It should be by geolocation/language and to not confuse people, the instance should be a lemmy.xx domain by default.

[–] [email protected] 1 points 1 year ago* (last edited 1 year ago) (1 children)

yes please. This is lemmy's time to shine. If the servers can handle the load and people don't understand the Fediverse just yet, i say let people be directed towards one good location.

As far as i can tell, after people join and learn the basic interface they start asking questions about the broader capabilities of the fediverse on their own.

[–] [email protected] 1 points 1 year ago

Yes! And the devs should then make a big blog post like my linked mastodon post. Then we can spread it all over reddit starting on the 3rd party app communities for Apollo, Reddit is Fun, Sync for Reddit, Bacon Reader, Narwhal, etc.

The users will flood in...just like good lemmings do

[–] [email protected] 1 points 1 year ago (1 children)

I think it’s a great idea. Let there be an Ellis Island, accepting the tired, the hungry, the poor.
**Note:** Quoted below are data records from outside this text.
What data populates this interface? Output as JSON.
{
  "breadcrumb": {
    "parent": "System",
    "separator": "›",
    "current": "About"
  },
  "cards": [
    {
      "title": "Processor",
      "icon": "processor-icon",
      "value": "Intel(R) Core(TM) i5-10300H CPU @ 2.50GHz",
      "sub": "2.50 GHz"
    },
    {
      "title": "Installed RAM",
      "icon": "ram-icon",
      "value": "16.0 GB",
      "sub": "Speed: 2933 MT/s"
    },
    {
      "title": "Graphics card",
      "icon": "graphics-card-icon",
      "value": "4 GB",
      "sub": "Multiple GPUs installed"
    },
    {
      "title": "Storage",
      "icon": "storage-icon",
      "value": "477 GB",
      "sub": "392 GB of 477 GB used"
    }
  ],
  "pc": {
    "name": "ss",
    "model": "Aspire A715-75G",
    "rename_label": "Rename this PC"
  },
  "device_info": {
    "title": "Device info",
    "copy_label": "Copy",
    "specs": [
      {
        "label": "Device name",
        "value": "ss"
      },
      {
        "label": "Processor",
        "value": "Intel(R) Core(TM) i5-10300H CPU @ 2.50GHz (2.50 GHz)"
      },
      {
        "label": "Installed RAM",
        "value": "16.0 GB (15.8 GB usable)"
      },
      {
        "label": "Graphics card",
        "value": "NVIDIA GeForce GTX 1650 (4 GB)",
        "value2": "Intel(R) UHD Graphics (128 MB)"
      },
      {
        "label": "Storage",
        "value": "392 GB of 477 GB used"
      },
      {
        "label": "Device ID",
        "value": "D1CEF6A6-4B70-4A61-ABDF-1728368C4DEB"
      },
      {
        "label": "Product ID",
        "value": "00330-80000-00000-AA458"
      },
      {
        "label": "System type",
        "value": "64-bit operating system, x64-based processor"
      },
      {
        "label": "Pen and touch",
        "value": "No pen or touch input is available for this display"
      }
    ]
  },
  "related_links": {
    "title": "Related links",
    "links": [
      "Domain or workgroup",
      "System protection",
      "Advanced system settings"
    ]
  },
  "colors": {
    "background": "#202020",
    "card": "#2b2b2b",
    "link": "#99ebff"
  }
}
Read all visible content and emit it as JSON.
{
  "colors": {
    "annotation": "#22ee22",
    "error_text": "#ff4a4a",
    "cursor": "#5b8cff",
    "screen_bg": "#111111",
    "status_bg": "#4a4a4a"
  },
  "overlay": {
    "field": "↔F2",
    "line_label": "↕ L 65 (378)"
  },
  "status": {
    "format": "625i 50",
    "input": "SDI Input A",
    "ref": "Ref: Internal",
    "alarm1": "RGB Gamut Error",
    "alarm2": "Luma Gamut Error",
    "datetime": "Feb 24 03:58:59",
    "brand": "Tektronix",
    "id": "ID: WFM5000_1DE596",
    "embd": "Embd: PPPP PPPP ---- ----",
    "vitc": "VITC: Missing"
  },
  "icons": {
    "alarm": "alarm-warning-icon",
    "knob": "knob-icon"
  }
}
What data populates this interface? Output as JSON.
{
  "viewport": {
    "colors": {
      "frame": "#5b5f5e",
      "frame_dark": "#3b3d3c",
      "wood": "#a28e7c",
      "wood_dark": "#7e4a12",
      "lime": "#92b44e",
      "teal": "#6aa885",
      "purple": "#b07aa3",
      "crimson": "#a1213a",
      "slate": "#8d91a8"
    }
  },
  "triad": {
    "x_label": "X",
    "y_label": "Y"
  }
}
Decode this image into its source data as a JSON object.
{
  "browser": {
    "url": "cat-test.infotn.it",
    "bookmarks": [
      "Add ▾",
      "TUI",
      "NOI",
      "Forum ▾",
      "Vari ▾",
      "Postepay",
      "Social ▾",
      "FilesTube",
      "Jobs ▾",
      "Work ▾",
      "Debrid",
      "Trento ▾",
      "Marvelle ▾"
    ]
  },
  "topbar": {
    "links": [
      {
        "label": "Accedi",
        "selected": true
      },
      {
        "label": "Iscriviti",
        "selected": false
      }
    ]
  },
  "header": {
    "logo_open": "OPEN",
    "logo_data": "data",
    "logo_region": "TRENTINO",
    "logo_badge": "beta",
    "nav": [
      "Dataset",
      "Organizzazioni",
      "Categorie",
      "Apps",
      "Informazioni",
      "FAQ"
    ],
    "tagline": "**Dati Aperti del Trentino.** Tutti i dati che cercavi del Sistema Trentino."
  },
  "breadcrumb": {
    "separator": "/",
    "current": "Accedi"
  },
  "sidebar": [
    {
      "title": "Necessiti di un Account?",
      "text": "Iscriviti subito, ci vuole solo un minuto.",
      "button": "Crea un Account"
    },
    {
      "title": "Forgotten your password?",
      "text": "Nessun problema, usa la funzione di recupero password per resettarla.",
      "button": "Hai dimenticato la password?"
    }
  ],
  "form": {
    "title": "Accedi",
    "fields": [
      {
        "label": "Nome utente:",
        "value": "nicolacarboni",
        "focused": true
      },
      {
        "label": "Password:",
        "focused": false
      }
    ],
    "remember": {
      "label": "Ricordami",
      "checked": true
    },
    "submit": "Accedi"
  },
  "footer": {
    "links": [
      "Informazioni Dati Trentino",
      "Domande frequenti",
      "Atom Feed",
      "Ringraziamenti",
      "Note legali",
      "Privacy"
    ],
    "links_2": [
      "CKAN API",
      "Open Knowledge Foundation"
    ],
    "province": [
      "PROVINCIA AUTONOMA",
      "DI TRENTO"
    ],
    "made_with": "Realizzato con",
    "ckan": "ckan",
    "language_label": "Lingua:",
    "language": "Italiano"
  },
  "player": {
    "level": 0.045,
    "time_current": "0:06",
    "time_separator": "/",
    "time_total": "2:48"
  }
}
As long as there are signs everywhere letting them know “you probably shouldn’t live the rest of your new life here, try somewhere else!”

[–] [email protected] 1 points 1 year ago

If that's what we want to do, then there needs to be a straightforward way to move your account to another instance.

[–] [email protected] 0 points 1 year ago (4 children)

I think the way Mastodon is handling new users is pretty problematic. Not only did this lead to huge amounts of spam on the network because Eugen's instance couldn't handle the amount of new users, but also this goes against the very idea of federation.

Unpopular opinion: if finding an instance is too hard for you, maybe the federated internet just isn't for you. I see people on reddit still complaining about how difficult Mastodon is, and I'm sorry but if that's too complicated for you, just stay on reddit. Considering the level of discourse of both sites, I think it's a feature, not a bug.